Somewhere I am grasping the information that work done by static friction is zero as the point of contact where it is acting has zero velocity so it is at rest w.r.t ground
This is correct. $P=\vec F \cdot \vec v$ and since $\vec v = 0$ we get $P=0$ also.
Note that power is frame variant, meaning that it is different in different reference frames. If we transform to a different frame, indicated by prime marks, we can write $P'=\vec F \cdot v'$. If the primed frame is moving with respect to the unprimed frame at a velocity $\vec u$ then $\vec v' = \vec v - \vec u$ so $P'=\vec F \cdot (\vec v - \vec u) = P - \vec F \cdot \vec u$
why is the work done by the torque produced due to static friction zero?

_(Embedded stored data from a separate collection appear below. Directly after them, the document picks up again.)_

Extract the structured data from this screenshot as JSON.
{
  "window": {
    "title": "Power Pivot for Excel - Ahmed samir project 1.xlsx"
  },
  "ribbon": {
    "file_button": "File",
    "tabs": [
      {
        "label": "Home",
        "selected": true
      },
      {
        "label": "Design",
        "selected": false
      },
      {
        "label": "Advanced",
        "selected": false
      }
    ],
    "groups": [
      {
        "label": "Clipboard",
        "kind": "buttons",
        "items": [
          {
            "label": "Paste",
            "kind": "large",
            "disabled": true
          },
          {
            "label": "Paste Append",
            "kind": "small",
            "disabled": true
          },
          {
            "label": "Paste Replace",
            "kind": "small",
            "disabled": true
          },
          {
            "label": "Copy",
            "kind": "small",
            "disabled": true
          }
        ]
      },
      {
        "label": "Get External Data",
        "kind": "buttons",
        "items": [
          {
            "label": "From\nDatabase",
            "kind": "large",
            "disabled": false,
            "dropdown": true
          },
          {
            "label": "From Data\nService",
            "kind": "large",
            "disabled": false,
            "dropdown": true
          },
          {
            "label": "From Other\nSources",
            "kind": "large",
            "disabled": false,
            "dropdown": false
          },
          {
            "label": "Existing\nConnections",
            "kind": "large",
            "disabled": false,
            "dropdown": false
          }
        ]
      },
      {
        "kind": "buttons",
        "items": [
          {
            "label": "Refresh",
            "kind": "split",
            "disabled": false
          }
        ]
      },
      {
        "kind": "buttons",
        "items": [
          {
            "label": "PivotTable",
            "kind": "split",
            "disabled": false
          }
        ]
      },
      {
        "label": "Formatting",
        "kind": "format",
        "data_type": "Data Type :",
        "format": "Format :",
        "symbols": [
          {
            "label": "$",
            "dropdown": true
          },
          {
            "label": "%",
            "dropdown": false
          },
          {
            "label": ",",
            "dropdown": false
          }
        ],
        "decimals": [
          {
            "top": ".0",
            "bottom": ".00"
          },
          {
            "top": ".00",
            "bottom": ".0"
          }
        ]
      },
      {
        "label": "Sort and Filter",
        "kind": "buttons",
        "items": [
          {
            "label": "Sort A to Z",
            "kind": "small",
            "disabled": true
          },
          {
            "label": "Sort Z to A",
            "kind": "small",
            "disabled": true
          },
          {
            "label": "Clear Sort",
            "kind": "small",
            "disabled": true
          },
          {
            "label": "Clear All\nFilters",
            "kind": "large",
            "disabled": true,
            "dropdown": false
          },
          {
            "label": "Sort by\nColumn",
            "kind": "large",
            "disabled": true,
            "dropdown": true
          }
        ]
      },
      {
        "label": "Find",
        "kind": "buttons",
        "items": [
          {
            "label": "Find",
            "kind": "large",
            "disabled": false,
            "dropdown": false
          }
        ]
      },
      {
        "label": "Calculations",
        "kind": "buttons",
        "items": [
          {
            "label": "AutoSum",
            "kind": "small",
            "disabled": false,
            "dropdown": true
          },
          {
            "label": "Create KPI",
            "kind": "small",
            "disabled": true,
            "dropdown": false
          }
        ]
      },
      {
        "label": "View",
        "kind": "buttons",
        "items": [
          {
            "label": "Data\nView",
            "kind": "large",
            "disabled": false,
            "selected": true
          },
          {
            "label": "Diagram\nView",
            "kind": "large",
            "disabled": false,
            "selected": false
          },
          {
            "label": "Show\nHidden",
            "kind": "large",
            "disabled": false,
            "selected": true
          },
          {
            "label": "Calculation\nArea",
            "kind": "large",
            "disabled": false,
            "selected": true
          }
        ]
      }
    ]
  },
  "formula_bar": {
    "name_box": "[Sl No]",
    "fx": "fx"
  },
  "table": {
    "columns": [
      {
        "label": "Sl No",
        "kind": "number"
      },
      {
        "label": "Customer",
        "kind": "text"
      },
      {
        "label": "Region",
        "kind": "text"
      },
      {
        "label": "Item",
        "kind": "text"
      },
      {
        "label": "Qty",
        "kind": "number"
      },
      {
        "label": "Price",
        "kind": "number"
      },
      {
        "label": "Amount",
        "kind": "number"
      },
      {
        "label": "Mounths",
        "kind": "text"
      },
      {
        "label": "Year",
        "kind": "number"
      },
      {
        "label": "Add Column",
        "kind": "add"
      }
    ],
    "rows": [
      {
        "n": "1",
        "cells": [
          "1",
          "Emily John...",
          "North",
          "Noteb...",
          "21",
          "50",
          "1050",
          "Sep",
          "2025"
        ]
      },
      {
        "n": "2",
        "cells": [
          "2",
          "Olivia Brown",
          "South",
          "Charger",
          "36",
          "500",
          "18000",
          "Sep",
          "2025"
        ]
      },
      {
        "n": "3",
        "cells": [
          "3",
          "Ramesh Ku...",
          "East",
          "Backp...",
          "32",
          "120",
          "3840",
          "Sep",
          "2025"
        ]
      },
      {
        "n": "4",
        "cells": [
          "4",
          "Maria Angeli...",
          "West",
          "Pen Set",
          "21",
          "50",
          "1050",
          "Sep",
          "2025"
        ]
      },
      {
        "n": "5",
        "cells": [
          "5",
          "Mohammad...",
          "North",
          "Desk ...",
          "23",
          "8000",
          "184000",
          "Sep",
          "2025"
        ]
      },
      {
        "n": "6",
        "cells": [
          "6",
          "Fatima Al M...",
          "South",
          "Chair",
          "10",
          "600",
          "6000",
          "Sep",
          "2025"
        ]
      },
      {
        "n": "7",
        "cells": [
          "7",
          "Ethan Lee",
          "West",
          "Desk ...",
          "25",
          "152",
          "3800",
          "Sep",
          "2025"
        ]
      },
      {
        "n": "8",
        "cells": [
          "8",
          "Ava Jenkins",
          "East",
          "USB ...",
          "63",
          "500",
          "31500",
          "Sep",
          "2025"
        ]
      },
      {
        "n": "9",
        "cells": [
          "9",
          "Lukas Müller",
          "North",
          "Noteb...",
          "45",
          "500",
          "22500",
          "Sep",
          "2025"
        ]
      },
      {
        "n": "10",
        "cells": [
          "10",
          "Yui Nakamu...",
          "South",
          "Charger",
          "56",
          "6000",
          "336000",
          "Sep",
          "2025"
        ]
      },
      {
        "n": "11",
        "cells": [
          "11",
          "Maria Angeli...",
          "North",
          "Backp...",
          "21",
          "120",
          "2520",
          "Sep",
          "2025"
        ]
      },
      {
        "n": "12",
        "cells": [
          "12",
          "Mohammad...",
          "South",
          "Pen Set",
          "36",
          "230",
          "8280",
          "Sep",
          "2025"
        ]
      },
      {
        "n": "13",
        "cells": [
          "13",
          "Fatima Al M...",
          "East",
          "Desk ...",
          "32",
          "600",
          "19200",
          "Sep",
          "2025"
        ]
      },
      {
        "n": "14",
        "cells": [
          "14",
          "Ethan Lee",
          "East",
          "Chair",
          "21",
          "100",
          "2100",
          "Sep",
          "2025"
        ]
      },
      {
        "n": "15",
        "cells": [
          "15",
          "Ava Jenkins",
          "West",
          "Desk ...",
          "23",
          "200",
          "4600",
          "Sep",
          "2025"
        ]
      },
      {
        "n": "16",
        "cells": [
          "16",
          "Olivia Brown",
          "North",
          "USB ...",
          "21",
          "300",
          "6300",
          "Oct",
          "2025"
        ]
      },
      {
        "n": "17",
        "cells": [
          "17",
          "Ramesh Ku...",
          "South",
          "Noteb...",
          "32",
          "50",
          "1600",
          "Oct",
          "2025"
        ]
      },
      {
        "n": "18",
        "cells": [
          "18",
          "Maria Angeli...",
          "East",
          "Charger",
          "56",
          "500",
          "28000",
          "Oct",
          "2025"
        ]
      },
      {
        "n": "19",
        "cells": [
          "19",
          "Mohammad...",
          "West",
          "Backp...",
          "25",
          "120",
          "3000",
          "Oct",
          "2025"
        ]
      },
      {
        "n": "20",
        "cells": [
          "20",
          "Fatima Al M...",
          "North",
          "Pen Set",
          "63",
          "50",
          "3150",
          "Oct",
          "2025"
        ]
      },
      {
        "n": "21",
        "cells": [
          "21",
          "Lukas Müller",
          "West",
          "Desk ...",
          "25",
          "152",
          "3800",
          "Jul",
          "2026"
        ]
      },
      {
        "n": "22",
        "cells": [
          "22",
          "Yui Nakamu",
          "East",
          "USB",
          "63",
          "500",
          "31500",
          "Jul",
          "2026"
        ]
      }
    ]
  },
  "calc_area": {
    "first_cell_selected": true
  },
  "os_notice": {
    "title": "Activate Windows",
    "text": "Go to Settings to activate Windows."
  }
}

This is due to the way that power transforms between reference frames, as described above. For rotational motion $P = \tau \omega$, where $\tau$ is the torque and $\omega$ is the angular velocity. But this formula applies only in the frame where the axis is at rest. In this problem the axis is moving at some velocity, $u$. So the power in this frame is $P' = P - \vec F \cdot \vec u = \tau \omega - F u = (F r) (u/r) - F u = 0 $
So when you correctly calculate the power from the torque in this reference frame you find that it is also zero.